ROANOKE TIMES 
                      Copyright (c) 1996, Roanoke Times

DATE: Monday, October 7, 1996                TAG: 9610070006
SECTION: VIRGINIA                 PAGE: C-1  EDITION: METRO 
DATELINE: BEDFORD
SOURCE: JOANNE POINDEXTER STAFF WRITER


STROBE LIGHTS ARE MAKING BEDFORD'S BUSES SAFER

People are noticing stopped buses that use rooftop strobe lights.

Tom Paramore, transportation director, said many favorable comments have come from bus drivers, who want the new lights on their own, older buses.

The lights generated so many positive comments in Appomattox County that almost all of the county's 45 buses were refitted with them.

Botetourt County has been using strobe lights for a couple of years and is planning to add them to more buses. The strobes are on 12 buses that serve routes in Eagle Rock, Buchanan and Fincastle - areas where there is usually early morning fog, said Mike Scott, Botetourt's transportation shop foreman.

Paramore ordered the lights on the new buses after a bus driver asked about them.

"We are looking for any edge we can to make" the buses safer, said Paramore about the lights. "They give you so much visibility."

He said the Bedford bus involved in a fatal accident a few weeks ago did not have the strobe lights. In that accident, a student was killed when the car she was in slid under a stopped school bus.

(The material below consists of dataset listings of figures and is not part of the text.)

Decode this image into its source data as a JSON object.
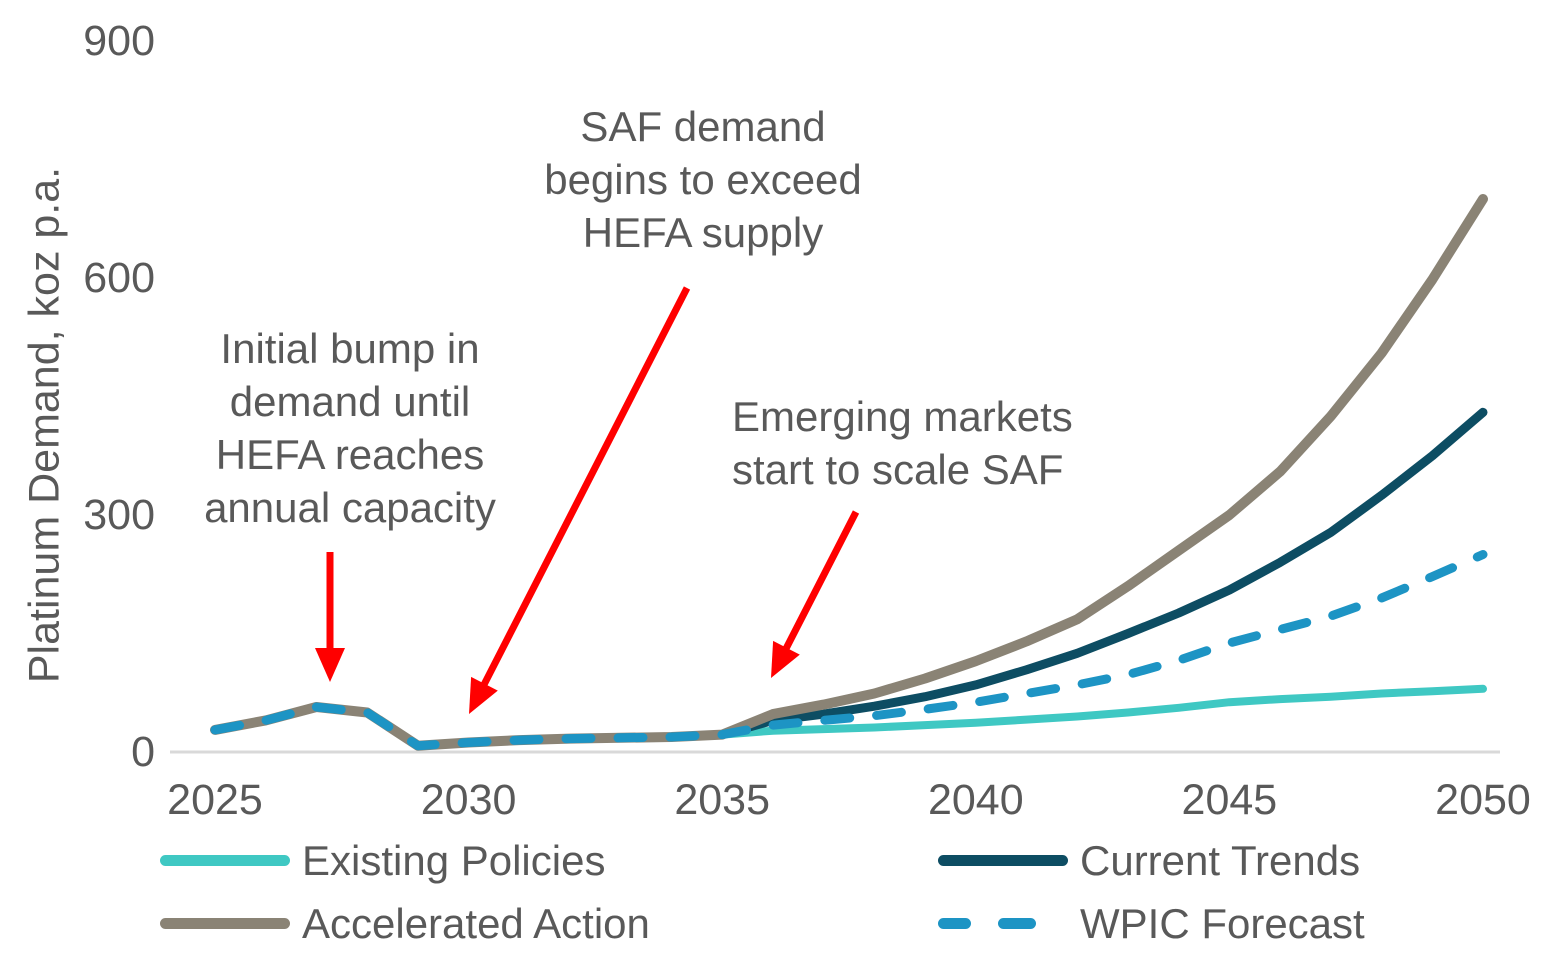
{
  "chart_data": {
    "type": "line",
    "title": "",
    "xlabel": "",
    "ylabel": "Platinum Demand, koz p.a.",
    "x": [
      2025,
      2026,
      2027,
      2028,
      2029,
      2030,
      2031,
      2032,
      2033,
      2034,
      2035,
      2036,
      2037,
      2038,
      2039,
      2040,
      2041,
      2042,
      2043,
      2044,
      2045,
      2046,
      2047,
      2048,
      2049,
      2050
    ],
    "x_ticks": [
      2025,
      2030,
      2035,
      2040,
      2045,
      2050
    ],
    "y_ticks": [
      0,
      300,
      600,
      900
    ],
    "xlim": [
      2025,
      2050
    ],
    "ylim": [
      0,
      900
    ],
    "grid": false,
    "legend_position": "bottom-two-columns",
    "series": [
      {
        "id": "existing_policies",
        "name": "Existing Policies",
        "color": "#3FC8C3",
        "style": "solid",
        "values": [
          28,
          40,
          57,
          50,
          8,
          12,
          15,
          17,
          18,
          19,
          22,
          27,
          29,
          31,
          34,
          37,
          41,
          45,
          50,
          56,
          63,
          67,
          70,
          74,
          77,
          80
        ]
      },
      {
        "id": "accelerated_action",
        "name": "Accelerated Action",
        "color": "#8A8375",
        "style": "solid",
        "values": [
          28,
          40,
          57,
          50,
          8,
          12,
          15,
          17,
          18,
          19,
          22,
          48,
          60,
          74,
          93,
          115,
          140,
          168,
          210,
          255,
          300,
          355,
          425,
          505,
          598,
          700
        ]
      },
      {
        "id": "current_trends",
        "name": "Current Trends",
        "color": "#0D4D63",
        "style": "solid",
        "values": [
          28,
          40,
          57,
          50,
          8,
          12,
          15,
          17,
          18,
          19,
          22,
          40,
          48,
          58,
          70,
          85,
          104,
          125,
          150,
          176,
          205,
          240,
          278,
          325,
          375,
          430
        ]
      },
      {
        "id": "wpic_forecast",
        "name": "WPIC Forecast",
        "color": "#1D94C4",
        "style": "dashed",
        "values": [
          28,
          40,
          57,
          50,
          8,
          12,
          15,
          17,
          18,
          19,
          22,
          34,
          40,
          46,
          54,
          63,
          74,
          85,
          98,
          116,
          138,
          155,
          172,
          195,
          222,
          250
        ]
      }
    ],
    "annotations": [
      {
        "id": "saf-demand",
        "text": "SAF demand\nbegins to exceed\nHEFA supply",
        "arrow": {
          "from": [
            687,
            288
          ],
          "to": [
            469,
            714
          ]
        }
      },
      {
        "id": "initial-bump",
        "text": "Initial bump in\ndemand until\nHEFA reaches\nannual capacity",
        "arrow": {
          "from": [
            330,
            552
          ],
          "to": [
            330,
            682
          ]
        }
      },
      {
        "id": "emerging-markets",
        "text": "Emerging markets\nstart to scale SAF",
        "arrow": {
          "from": [
            856,
            512
          ],
          "to": [
            771,
            678
          ]
        }
      }
    ]
  },
  "colors": {
    "text": "#595959",
    "axis_line": "#D9D9D9",
    "arrow": "#FF0000"
  },
  "legend": {
    "columns": [
      [
        "existing_policies",
        "accelerated_action"
      ],
      [
        "current_trends",
        "wpic_forecast"
      ]
    ]
  }
}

Virginia school systems started using rooftop strobe lights in March 1992 after the General Assembly passed emergency legislation allowing the lights, said Capt. W.S. Flaherty, safety officer for the State Police.

Flaherty said the Montgomery County School system first requested the lights. They're particularly useful on Christiansburg Mountain, where buses make frequent stops and share the road with tractor trailers.

The strobe lights work, Flaherty said. He said he's been on roads where "you see the light long before you see the bus."

Matt Lair, director of transportation for Appomattox schools, said he's heard nothing but positive comments on the lights. Now, when it's raining and a bus driver doesn't use the lights, other drivers report him.

The state Department of Education doesn't have figures on the number of school systems using strobe lights, but several officials said many buses need them in the early morning. The officials said Virginia doesn't allow them to be used at night except in bad weather.

Some officials, he said, are concerned that "the more frequently you run them, the less attention you draw" to stopped buses.

Also, Flaherty said the lights are so effective that some fear motorists will look only at the strobes and not see other warning signals.

"School buses are the safest mode of transportation on the highway. They are mechanically sound, and so much effort and monitoring" goes into making them safe, Flaherty said.


LENGTH: Medium:   55 lines
ILLUSTRATION: PHOTO:  CINDY PINKSTON/Staff. Ed Bowden, shop foreman, stands in

one of the new Bedford County school buses equipped with two

emergency exits and a strobe light on top. color.